Daniel Costa

30/11/2018
 
Tempo de comprar
 
Ainda não acabou novembro, mas a cidade já está tomada por luzes e estrelinhas brilhantes. Os shopping centers floreiam na decoração em busca de compradores de todos os tamanhos e idades. Na sociedade de consumo, seja nas propagandas de televisão, na internet, ou nas lojas, o Natal começa mais cedo. Com isso, a referência de tempo parece se transformar.  A ideia de começo, de meio e de final de ano é conspurcada.
 
Se antes, querido leitor, tudo relativo aos festejos natalinos acontecia em meados de dezembro, próximo ao dia do nascimento de Cristo e relacionado a um ritual de celebração da família, hoje - longe das igrejas e das orações - já estamos em pleno mês de novembro enfronhados nas gôndolas de supermercados, e nas filas das lojas, à procura de vinhos, de queijos e de presentes. Lembrando Carlos Drummond, éramos "homens-etiquetas", sem identidade e sem capacidade de escolher.

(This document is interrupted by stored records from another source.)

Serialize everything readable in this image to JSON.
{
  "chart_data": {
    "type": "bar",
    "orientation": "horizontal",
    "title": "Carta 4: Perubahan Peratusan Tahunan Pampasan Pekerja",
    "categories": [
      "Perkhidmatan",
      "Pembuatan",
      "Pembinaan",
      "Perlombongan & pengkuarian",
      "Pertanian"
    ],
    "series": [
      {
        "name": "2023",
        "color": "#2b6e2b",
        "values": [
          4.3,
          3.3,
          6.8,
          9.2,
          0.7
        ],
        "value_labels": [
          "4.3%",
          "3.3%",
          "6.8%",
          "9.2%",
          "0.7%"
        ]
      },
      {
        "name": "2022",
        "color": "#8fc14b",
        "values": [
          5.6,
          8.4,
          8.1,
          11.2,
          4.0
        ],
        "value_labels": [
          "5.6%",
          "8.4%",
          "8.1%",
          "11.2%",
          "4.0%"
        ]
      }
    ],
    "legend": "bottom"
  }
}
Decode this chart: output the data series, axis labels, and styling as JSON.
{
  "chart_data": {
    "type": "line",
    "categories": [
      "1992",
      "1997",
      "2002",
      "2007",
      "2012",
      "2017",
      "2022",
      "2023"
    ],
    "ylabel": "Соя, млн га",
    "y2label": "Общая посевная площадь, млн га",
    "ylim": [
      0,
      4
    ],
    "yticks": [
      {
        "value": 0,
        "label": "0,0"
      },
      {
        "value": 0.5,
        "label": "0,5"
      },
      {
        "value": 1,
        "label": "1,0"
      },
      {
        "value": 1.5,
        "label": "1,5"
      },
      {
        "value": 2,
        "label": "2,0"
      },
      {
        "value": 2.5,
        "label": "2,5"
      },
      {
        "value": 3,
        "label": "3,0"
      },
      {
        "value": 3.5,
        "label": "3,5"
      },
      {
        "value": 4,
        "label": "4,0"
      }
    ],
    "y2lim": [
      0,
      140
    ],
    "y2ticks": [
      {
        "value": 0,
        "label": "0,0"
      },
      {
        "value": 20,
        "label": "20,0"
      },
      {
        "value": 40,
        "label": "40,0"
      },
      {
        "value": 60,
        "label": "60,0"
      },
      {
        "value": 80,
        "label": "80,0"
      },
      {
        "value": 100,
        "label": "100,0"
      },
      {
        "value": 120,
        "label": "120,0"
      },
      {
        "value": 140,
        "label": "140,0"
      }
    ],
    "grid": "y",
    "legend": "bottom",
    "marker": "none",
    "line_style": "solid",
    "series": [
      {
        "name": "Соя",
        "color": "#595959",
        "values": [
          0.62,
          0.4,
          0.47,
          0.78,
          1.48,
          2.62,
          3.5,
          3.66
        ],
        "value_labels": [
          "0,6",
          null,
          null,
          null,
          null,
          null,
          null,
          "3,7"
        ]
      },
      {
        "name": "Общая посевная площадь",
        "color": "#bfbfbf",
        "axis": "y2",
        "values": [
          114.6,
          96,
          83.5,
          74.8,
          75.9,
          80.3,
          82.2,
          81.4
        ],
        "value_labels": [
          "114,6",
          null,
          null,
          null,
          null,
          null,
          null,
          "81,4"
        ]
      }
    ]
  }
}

Agora, bombardeados à exaustão pelas propagadas e pelos enfeites, tornamo-nos, também, prisioneiros do tempo imposto pelo mercado.
 
A sensação, dessa maneira, é a de que o ritmo de trabalho parece ser outro. Os prazos e projetos precisam ser concluídos até novembro. O desejo por férias se antecipa. O movimento nos cafés aumenta, assim como o trânsito nas proximidades dos shoppings e a quantidade de indivíduos nos magazines. As pessoas ficam mais ávidas pelo prazer de comprar, nascendo a partir daí a ansiedade de ter que se adequar a esse novo ritmo; o que pode se transformar numa grande frustração, em ataques de raiva e de pânico, a depender da quantidade de dólares que se tenha no bolso.  
 
Nessa ditadura do tempo, na qual não nos é dada a opção de escolha, na medida em que o mercado condiciona o nosso psicológico através de estudos e estratégias de marketing, o próximo passo parece ser o do aumento do ócio. Afinal de contas, é preciso alargar as ocasiões que se têm para obter cada vez mais produtos.
 
Na condição de zumbis, assim, só nos resta ficar felizes e sorrir à frente das árvores e dos bonecos de Papai Noel, esperando o momento em que as propagandas televisivas, adornadas com presépios e renas, se iniciarão logo depois do carnaval, quando então o ano inteiro será um eterno dia de Natal.